Mentre gli scienziati continuano senza sosta la caccia alle origini della malattia 47 milioni di persone in tutto il mondo, la ricerca riesce a far un altro passo avanti nella diagnosi. Una luce che illumina l’occhio, un semplice esame non invasivo potrebbe permettere di cogliere nella retina una ‘spia’ della presenza di Alzheimer, quando ancora i sintomi clinici della malattia non sono comparsi. Un nuovo studio della Washington University School of Medicine a St. Louis, che ha coinvolto 30 pazienti, ne mostra le potenzialità. Usando una tecnologia simile a quella che si trova in molti studi oculistici, i ricercatori Usa sono riusciti a rilevare segnali che suggerivano l’Alzheimer in anziani asintomatici sottoposti alla tecnica. Il lavoro, come riporta l’Adnkronos, è pubblicato sulla rivista Jama Ophthalmology.

“Questa tecnica – spiega il primo autore dello studio, Bliss Elisabeth O’Bryhim – potrebbe diventare uno strumento di screening che aiuta a stabilire chi dovrebbe sottoporsi a esami più costosi e invasivi per diagnosticare la malattia prima della comparsa” dei primi segni clinici. “La nostra speranza è di usarla per individuare chi sta accumulando proteine anomale nel cervello che potrebbero portare a sviluppare l’Alzheimer”. Il danno cerebrale provocato dalla malattia che ruba i ricordi può infatti cominciare diversi anni prima che compaiano sintomi come la perdita di memoria e il declino cognitivo. Alcuni scienziati stimano che le placche correlate alla patologia possano accumularsi nel cervello due decenni prima dell’inizio dei sintomi. Per questo è scattata la ricerca di un modo per intercettare segnali di questo processo in corso in modo da anticipare il più possibile la diagnosi. Poiché da studi precedenti su persone morte di Alzheimer è emerso che i loro occhi mostravano segni di assottigliamento nel centro della retina e degradazione del nervo ottico, gli esperti si sono concentrati proprio su questa pista.

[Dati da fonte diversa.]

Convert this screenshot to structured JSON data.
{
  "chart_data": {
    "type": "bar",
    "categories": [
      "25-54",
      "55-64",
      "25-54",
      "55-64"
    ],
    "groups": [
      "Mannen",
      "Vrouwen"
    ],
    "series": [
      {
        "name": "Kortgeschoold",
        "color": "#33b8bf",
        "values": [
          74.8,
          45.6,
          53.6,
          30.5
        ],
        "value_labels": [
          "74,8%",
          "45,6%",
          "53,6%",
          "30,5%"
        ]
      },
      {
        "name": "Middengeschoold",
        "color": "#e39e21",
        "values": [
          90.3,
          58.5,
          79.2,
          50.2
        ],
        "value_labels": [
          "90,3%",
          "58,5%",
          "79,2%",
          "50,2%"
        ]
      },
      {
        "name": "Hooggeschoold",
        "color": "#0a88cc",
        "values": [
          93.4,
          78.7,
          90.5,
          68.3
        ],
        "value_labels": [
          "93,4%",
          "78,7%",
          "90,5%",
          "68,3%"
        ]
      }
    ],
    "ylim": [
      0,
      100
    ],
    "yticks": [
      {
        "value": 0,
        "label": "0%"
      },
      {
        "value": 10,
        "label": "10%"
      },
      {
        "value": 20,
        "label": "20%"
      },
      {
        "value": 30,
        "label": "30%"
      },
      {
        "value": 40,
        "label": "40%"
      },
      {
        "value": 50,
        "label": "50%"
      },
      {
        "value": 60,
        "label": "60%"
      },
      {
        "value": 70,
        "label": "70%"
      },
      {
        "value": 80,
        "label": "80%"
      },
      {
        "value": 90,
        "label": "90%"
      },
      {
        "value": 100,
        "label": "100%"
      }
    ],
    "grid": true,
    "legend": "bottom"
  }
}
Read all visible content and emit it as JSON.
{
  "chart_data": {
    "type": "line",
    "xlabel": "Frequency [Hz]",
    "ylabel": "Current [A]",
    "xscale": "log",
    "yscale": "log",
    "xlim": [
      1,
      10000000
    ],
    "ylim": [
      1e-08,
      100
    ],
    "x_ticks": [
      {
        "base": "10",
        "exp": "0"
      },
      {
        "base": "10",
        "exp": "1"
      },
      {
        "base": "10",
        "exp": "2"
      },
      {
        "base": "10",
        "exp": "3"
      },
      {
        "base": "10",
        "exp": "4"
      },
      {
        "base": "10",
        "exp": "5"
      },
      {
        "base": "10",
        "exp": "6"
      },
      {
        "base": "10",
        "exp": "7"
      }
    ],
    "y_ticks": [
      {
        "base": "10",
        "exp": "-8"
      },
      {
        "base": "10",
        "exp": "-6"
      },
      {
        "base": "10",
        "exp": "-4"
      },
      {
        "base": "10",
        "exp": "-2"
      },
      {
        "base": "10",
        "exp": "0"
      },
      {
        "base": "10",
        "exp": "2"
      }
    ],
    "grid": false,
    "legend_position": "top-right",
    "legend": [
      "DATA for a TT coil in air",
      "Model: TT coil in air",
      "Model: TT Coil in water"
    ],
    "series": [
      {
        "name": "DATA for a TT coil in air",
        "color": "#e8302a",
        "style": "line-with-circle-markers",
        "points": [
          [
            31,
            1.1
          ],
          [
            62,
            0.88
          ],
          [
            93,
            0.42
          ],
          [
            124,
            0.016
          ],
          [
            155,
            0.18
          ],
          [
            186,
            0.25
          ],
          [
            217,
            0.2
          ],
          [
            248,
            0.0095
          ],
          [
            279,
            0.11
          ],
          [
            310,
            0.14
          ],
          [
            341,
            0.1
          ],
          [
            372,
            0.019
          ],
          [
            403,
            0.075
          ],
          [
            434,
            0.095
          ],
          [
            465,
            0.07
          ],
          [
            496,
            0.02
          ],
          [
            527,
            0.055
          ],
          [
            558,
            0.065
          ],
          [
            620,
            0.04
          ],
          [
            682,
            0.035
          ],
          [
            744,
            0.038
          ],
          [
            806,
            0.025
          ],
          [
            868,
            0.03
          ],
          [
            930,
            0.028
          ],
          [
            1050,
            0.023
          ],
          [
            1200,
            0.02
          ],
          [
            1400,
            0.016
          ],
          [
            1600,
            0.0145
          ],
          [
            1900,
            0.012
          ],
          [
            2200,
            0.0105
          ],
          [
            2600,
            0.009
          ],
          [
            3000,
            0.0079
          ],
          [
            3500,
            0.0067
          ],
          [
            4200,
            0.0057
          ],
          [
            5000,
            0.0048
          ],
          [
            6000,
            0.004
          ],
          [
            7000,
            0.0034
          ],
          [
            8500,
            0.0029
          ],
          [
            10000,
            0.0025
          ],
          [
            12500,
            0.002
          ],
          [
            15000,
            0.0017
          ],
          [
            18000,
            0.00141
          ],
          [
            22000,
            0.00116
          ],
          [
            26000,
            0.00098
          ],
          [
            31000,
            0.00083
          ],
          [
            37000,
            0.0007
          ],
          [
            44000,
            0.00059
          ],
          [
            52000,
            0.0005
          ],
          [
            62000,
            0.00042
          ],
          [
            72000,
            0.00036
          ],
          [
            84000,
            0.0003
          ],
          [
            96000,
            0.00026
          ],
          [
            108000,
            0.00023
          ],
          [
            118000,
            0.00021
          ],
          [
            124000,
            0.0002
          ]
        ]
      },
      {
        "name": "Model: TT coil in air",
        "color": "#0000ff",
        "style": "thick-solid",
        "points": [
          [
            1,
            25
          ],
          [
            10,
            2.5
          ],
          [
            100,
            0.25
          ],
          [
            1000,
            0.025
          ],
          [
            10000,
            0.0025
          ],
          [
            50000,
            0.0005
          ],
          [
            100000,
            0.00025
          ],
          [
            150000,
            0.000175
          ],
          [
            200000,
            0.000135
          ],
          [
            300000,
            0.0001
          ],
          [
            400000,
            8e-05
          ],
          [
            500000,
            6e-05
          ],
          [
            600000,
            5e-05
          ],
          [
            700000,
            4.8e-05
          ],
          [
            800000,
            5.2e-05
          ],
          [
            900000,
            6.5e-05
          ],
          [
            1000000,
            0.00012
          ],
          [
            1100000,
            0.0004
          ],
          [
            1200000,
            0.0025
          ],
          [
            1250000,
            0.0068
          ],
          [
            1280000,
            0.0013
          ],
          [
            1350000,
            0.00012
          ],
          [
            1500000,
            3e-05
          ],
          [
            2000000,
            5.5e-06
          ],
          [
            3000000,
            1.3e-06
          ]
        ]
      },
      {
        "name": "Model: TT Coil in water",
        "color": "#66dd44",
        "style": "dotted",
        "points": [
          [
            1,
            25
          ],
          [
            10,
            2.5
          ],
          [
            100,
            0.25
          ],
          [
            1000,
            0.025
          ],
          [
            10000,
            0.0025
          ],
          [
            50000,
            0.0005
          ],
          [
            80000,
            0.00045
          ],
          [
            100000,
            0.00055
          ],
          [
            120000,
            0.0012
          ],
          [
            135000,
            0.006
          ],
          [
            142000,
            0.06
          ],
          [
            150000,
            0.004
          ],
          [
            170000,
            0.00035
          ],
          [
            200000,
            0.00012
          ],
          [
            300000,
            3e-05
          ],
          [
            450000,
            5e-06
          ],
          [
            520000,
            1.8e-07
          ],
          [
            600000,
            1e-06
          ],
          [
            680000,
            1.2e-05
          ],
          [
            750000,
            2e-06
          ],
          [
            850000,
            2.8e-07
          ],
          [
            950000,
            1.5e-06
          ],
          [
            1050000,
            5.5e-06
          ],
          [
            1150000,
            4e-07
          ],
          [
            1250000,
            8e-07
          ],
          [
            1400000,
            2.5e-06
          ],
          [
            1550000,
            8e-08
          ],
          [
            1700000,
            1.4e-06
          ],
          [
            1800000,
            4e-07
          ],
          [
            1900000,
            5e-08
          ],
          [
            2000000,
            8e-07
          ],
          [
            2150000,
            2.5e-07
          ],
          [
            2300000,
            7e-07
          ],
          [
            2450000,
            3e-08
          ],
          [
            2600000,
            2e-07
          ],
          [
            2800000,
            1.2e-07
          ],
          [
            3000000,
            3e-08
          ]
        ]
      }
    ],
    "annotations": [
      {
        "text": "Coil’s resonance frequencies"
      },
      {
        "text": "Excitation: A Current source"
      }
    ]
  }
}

Nel nuovo studio, i ricercatori hanno usato una tecnica non invasiva, chiamata tomografia a coerenza ottica-angiografia, per esaminare le retine negli occhi dei 30 partecipanti allo studio, età media sopra i 70 anni, nessuno con sintomi clinici di Alzheimer. Si tratta di pazienti coinvolti nel ‘Memory and Aging Project’, metà dei quali da scansione Pet o esame del liquido cerebrospinale risultavano avere elevati livelli di proteina amiloide o tau. Proprio in questi ultimi “abbiamo rilevato un assottigliamento significativo nel centro della retina”, ha spiegato uno dei ricercatori principali dello studio, Rajendra S. Apte. “Tutti noi abbiamo una piccola area priva di vasi sanguigni al centro delle nostre retine che è responsabile della nostra visione più precisa. Abbiamo scoperto che questa zona era significativamente allargata nelle persone con malattia di Alzheimer in fase preclinica”.

Al test più comune spesso disponibile negli studi degli oftalmologi, gli scienziati hanno aggiunto un elemento: l’angiografia, che consente ai medici di distinguere i globuli rossi da altri tessuti nella retina migliorando l’analisi. “La retina e il sistema nervoso centrale sono così interconnessi che i cambiamenti nel cervello potrebbero riflettersi nelle cellule della retina”, osserva Apte. Gli esperti precisano che sono necessari ulteriori studi su altri pazienti per replicare i risultati ma se venisse confermato che le modifiche rilevate con questo test oculare possono essere utilizzate come marker per il rischio di Alzheimer, potrebbe essere possibile un giorno esaminare persone giovani di 40-50 anni, valutare se sono instradate verso la malattia e iniziare i trattamenti prima, per ritardare ulteriori danni.